Jair Bolsonaro e João Otávio de Noronha trocam apertos de mão. Foto: Pedro Ladeira/Folhapress
Decisões de Noronha beneficiaram também a família Bolsonaro.
Na posse de André Mendonça como ministro da Justiça em abril de 2020, Jair Bolsonaro expressou sua admiração por João Otávio Noronha, referindo-se a um “amor à primeira vista”. Essa declaração não foi sem motivo: várias ações de Noronha entre 2020 e 2021 foram favoráveis ao presidente.
Em maio de 2020, quando ainda presidia o STJ, Noronha derrubou decisões que exigiam que Bolsonaro divulgasse seus exames de covid-19 para comprovar resultados negativos.
No mês seguinte, em julho, concedeu prisão domiciliar a Fabrício Queiroz e sua esposa Márcia Aguiar, argumentando que Queiroz, que estava com câncer, precisava de seus cuidados.
Em fevereiro de 2021, Noronha anulou a quebra de sigilo bancário e fiscal do senador Flávio Bolsonaro, alegando que a investigação sobre a “rachadinha” estava direcionada para prejudicar o filho mais velho do presidente.
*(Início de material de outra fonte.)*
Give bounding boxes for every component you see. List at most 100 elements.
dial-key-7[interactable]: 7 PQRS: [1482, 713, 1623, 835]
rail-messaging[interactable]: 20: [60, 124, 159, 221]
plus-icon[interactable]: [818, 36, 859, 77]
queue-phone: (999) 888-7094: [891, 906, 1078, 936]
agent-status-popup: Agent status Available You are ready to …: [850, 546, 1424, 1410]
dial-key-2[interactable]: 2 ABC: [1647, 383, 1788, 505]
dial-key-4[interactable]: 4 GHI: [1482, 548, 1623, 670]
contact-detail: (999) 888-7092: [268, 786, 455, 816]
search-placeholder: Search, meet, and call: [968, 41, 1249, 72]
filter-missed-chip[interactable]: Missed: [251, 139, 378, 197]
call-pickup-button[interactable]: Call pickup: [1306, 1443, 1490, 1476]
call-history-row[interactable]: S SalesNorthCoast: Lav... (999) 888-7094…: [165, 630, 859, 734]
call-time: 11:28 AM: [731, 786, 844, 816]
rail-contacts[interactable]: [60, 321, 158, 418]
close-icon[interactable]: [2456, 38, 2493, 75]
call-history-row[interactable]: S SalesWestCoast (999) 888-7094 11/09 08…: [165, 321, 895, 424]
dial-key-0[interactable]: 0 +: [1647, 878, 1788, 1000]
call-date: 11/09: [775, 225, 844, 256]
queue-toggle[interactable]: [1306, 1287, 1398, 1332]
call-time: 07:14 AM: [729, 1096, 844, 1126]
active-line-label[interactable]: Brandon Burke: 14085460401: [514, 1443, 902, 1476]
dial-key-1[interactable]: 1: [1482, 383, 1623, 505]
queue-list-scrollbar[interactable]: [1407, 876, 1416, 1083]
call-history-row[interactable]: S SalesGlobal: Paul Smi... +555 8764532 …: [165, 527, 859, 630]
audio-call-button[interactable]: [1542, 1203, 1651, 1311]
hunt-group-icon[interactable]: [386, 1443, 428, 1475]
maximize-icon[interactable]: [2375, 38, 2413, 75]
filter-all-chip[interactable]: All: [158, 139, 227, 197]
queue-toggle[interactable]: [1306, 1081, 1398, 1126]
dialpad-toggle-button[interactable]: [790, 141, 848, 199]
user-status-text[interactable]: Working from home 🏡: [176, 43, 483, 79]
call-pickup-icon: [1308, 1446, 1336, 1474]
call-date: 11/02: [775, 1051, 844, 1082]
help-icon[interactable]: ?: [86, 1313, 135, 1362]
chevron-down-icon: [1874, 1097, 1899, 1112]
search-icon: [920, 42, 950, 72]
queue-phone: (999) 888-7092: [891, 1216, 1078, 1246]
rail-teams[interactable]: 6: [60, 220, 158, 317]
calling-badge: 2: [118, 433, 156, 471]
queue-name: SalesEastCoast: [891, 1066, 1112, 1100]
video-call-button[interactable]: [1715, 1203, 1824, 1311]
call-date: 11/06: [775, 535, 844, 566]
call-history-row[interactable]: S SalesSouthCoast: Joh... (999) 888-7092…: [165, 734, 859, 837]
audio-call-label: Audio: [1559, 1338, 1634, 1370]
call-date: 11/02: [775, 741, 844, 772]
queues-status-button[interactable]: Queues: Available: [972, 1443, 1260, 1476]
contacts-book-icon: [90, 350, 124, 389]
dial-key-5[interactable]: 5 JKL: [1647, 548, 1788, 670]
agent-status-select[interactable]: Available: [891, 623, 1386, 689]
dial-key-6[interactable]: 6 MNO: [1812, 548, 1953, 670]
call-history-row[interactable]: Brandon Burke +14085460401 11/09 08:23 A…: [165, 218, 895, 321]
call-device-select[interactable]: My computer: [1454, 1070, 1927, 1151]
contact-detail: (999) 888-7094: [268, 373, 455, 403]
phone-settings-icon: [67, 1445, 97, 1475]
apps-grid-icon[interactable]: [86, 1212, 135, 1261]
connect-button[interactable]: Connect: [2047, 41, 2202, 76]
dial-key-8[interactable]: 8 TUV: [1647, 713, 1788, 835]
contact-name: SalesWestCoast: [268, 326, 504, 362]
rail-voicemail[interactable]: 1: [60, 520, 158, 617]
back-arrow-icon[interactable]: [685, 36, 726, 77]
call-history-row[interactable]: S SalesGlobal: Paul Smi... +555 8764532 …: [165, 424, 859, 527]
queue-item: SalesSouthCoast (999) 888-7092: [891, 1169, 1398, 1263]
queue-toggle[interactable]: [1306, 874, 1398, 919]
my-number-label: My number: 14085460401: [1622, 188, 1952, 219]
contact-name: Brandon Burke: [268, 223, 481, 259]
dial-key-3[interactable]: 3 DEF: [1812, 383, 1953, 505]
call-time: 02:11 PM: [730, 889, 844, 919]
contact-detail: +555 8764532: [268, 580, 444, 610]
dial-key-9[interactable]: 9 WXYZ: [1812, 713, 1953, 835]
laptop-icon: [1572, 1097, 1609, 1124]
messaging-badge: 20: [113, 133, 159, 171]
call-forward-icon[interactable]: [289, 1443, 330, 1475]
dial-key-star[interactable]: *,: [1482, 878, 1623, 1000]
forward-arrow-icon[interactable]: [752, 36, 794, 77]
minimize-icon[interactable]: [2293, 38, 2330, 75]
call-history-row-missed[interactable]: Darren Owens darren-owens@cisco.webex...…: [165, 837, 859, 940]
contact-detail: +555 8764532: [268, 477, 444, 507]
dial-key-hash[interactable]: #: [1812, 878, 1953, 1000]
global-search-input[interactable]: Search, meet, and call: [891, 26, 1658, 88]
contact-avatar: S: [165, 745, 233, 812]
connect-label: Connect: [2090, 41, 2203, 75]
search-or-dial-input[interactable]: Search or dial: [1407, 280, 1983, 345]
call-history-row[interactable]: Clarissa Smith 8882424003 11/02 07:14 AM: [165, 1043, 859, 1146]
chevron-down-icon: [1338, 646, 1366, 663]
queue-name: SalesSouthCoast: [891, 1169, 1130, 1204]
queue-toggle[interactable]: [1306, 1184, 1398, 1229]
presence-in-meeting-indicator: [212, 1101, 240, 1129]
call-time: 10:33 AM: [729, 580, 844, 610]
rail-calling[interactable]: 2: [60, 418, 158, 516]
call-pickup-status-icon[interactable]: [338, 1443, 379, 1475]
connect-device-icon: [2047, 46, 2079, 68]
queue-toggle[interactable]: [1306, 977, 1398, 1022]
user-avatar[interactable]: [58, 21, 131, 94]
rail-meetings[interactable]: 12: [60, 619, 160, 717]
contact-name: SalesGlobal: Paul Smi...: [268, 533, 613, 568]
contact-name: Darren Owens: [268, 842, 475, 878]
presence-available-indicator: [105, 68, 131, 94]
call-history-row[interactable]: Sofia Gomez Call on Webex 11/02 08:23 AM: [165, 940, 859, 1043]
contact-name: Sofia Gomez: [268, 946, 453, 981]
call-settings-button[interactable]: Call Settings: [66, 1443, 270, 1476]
Ele também votou pela anulação do compartilhamento de relatórios do Coaf com o Ministério Público do Rio de Janeiro, esvaziando a investigação.
Em agosto do mesmo ano, suspendeu definitivamente a investigação contra Flávio Bolsonaro, Fabrício Queiroz e outros 15 investigados, argumentando o uso de provas ilegais.
Três meses depois, decidiu que o MPRJ deveria apresentar uma nova denúncia para o caso das rachadinhas prosseguir, mas sem usar as provas obtidas nas investigações anteriores.